Portanto, este foi considerado, mesmo tendo peso menor do que os demais.

De uma forma geral, Presidente Epitácio, figura 01, apresentou valores que se

enquadram em uma qualidade ambiental regular. Este resultado dá a impressão de

homogeneidade no resultado. Nova Andradina teve uma influência forte da ausência de

vegetação na porção central da cidade e em pequenas áreas, apresentando qualidade

ambiental classificada entre regular e boa, informação que pode ser visualizada na figura

02.

4. CONSIDERAÇÕES FINAIS

Considerou-se que para compreender e avaliar a qualidade ambiental na

complexidade dos ambientes urbanos foi importante analisar os que representavam

melhor as duas cidades, pois de acordo com Leff (2006, p. 60) a visão sistêmica e o

pensamento holístico são fundamentais para a reconstrução e análise de uma realidade

total.

Essa visão sistêmica é facilitada quando associada às técnicas das geotecnologias,

com a possibilidade de gerar modelos para integrar vários elementos da paisagem urbana.

Sendo assim, com base nos exemplos tratados neste artigo, foi possível perceber que

através dessas ferramentas, que podem facilitar a leitura atual assim como auxiliar em

previsões futuras, podem ser incorporadas às análises do planejamento urbano.

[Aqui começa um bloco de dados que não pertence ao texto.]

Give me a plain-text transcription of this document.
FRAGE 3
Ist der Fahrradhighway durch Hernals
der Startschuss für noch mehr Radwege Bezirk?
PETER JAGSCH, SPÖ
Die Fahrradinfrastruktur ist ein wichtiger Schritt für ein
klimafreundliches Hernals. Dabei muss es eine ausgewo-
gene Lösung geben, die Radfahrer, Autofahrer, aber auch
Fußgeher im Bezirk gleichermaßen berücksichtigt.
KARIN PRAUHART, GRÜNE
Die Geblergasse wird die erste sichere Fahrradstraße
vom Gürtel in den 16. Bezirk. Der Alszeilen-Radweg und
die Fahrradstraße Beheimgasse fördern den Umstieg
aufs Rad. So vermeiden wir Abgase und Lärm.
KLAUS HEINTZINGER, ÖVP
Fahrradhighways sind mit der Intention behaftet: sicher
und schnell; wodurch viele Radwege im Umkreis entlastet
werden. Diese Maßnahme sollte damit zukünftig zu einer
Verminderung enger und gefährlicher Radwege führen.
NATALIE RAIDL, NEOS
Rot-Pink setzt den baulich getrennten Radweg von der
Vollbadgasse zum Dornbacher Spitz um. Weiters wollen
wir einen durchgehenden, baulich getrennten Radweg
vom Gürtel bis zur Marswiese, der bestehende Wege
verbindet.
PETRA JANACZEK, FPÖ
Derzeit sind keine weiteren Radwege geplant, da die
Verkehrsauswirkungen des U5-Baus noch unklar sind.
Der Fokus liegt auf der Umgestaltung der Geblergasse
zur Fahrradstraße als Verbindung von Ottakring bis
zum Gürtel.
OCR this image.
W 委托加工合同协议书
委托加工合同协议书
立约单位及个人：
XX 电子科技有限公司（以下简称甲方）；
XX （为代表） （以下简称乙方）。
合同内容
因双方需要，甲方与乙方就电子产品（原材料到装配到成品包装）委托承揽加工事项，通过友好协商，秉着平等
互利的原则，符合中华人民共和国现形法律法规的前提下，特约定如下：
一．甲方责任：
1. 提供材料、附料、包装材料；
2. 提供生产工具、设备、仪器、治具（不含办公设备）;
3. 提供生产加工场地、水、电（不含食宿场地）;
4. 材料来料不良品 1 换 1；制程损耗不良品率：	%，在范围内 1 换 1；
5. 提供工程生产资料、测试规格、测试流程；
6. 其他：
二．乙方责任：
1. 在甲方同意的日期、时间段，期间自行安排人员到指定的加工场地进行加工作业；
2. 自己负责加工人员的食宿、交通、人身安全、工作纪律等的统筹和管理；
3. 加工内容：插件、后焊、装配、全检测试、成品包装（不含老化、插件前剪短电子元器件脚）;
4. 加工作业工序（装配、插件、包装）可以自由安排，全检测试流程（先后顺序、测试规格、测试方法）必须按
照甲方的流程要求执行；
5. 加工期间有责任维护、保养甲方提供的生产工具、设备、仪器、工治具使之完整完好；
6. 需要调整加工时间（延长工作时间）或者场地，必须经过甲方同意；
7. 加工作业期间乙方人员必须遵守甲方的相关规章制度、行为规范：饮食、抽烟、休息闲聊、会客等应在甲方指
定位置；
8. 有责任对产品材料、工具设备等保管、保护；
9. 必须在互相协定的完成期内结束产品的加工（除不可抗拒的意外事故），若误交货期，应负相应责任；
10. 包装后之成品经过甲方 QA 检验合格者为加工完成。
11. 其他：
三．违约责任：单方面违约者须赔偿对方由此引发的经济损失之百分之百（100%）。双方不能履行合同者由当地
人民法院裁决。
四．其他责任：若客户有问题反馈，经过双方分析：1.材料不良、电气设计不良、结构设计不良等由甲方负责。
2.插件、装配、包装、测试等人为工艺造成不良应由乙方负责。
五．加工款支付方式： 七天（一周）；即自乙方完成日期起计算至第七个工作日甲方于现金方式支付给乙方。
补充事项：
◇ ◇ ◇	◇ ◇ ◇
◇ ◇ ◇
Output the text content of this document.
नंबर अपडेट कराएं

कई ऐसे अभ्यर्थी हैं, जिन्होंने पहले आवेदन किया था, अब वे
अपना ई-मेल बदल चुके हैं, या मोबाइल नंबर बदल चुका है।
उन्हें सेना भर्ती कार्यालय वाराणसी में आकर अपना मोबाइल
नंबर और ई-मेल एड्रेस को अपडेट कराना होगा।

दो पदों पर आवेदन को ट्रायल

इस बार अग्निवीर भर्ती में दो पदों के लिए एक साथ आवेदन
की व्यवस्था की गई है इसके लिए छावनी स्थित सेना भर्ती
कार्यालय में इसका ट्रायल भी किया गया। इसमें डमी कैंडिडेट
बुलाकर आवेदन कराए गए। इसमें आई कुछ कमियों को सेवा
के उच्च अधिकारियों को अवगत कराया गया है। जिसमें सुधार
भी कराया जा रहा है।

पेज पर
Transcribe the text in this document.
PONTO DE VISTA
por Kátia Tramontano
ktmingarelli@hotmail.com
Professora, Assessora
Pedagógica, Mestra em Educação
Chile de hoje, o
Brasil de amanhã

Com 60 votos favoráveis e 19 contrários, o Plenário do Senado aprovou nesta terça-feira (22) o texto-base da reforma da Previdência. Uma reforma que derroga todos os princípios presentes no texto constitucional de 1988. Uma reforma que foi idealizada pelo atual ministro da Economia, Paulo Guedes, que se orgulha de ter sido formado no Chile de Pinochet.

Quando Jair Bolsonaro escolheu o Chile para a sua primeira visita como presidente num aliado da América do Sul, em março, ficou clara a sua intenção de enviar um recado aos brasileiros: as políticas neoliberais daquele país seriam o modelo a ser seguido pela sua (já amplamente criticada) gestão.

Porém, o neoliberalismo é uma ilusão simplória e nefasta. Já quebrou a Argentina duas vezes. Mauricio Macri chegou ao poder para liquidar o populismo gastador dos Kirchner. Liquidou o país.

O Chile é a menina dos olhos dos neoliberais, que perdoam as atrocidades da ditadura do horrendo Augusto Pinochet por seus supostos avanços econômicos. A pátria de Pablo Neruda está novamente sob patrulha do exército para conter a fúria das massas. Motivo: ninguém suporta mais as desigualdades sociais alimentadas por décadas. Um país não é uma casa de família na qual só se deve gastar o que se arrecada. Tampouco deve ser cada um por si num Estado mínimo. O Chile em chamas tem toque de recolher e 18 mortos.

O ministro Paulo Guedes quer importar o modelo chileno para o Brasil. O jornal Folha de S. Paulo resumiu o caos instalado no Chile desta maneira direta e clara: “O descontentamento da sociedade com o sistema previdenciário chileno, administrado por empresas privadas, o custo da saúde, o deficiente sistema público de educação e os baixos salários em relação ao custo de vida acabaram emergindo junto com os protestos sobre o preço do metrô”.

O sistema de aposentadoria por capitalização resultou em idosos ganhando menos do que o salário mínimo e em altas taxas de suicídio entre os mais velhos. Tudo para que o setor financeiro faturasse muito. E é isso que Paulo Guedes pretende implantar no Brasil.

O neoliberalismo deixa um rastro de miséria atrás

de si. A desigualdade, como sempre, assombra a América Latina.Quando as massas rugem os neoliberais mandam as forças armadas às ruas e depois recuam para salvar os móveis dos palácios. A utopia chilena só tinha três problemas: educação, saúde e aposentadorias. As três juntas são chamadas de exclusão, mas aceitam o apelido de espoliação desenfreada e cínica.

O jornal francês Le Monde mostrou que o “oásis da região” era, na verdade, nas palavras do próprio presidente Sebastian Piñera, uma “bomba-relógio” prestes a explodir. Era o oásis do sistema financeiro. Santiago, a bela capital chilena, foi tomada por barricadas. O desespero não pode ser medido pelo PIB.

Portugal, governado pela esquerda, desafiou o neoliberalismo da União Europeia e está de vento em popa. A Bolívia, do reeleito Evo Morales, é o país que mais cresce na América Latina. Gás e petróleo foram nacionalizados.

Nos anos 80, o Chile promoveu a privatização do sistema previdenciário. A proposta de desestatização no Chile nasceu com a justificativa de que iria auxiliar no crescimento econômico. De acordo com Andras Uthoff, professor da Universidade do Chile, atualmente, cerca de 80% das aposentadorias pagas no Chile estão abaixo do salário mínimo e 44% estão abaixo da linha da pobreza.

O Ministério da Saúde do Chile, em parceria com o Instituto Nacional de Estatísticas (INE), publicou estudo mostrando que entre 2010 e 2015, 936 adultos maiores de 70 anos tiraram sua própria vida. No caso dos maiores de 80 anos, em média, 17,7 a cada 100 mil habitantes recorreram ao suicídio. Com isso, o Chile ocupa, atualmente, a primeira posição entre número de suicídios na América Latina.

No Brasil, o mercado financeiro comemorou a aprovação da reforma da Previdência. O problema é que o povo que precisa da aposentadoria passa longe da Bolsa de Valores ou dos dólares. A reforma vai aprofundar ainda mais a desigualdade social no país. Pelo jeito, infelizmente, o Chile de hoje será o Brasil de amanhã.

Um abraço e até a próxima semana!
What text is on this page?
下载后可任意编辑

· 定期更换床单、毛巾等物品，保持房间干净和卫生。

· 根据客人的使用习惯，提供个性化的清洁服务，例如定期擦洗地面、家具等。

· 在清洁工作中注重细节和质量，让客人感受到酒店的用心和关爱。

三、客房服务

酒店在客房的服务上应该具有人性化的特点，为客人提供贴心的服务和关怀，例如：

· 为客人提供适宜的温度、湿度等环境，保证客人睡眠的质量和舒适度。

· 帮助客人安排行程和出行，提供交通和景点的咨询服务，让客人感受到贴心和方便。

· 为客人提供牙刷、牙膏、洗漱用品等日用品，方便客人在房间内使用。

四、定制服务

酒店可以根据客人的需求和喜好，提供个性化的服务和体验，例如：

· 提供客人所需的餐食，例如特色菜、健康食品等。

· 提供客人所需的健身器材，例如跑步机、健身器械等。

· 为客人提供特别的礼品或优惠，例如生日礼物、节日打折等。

O planejamento urbano quanto possui um diagnóstico integrado de elementos das

cidades, pode garantir melhor compreensão desse espaço, considerando elementos

visíveis e invisíveis deste. É importante ressaltar que cada realidade é única e a escolha

dos indicadores e de quais técnicas serão utilizadas, vai depender do pesquisador ou

equipe de trabalho, assim como dos aspectos relevantes da área a ser mapeada e analisada.